Em grupo eles cantam, os mais velhos têm destaque, mas procuram integrar os mais novos. Admiro até à medula o trabalho daquelas pessoas e dele, sobretudo dele. Há uma humildade, uma singeleza, uma energia tranquila, os olhos azuis muito bonitos num rosto levemente tisnado. Já deve ter sido um homem muito bonito mas conserva, creio mesmo que a idade lhe terá acrescentado mais beleza. O poema é sobre a mãe, de um autor popular, desconhecido. E ele chora, chora tanto que abandona por momentos a sala.  Poderia amar aquele homem, talvez o ame. E contudo esse amor chega-me sem desejo de possuir ou de ter, tenho a consciência de que as nossas vidas jamais se poderiam cruzar. 

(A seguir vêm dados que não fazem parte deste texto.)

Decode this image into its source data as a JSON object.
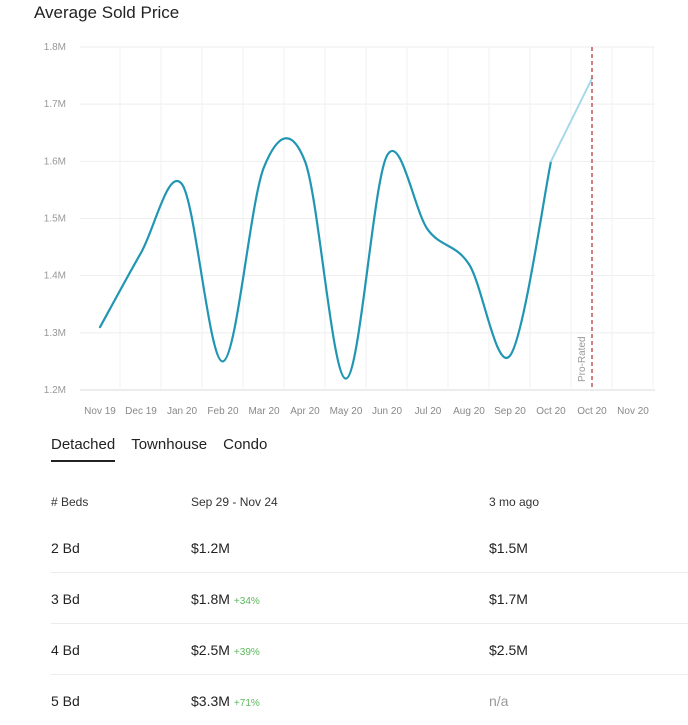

Mas enche-me de felicidade achar um homem belo, admirá-lo. Em geral não acho os homens nem atraentes, nem interessantes, raramente me fascinam. Este congrega a lua e o sol em grande harmonia.

~CC~

sexta-feira, 22 de agosto de 2025

Da possibilidade de ser feliz (I)

 


A maré desceu muito, quando assim acontece e é manhã bem cedo, tenho um invulgar prazer em deixar os meus pés marcados na areia. Deixo-os na ida e na volta e fico a observá-los como quem confirma a sua existência. Hoje tive um encontro inédito e belo com um polvo bebé. Nunca me tinha acontecido. A princípio vi apenas algo a mexer-se na areia, quase tão transparente como a água. Afastei as gaivotas que rondavam para ver melhor, o polvo queria voltar à água e mexia-se devagarinho pela areia, talvez tivesse sido surpreendido pela descida súbita da maré, talvez não estivesse bem. Queria muito ajudá-lo mas não sabia como. Como pegar nele sem o magoar e sem me magoar e deixá-lo ir para que crescesse, tivesse ainda dias de algas e mergulhos. Não sabia, como podemos ser tão ignorantes. Mas ele mexia-se muito corajoso e decidido e a maré estava a subir, fiquei apenas a afastar as gaivotas, com receio que alguma o debicasse. E ele lá foi, tão transparente como a água.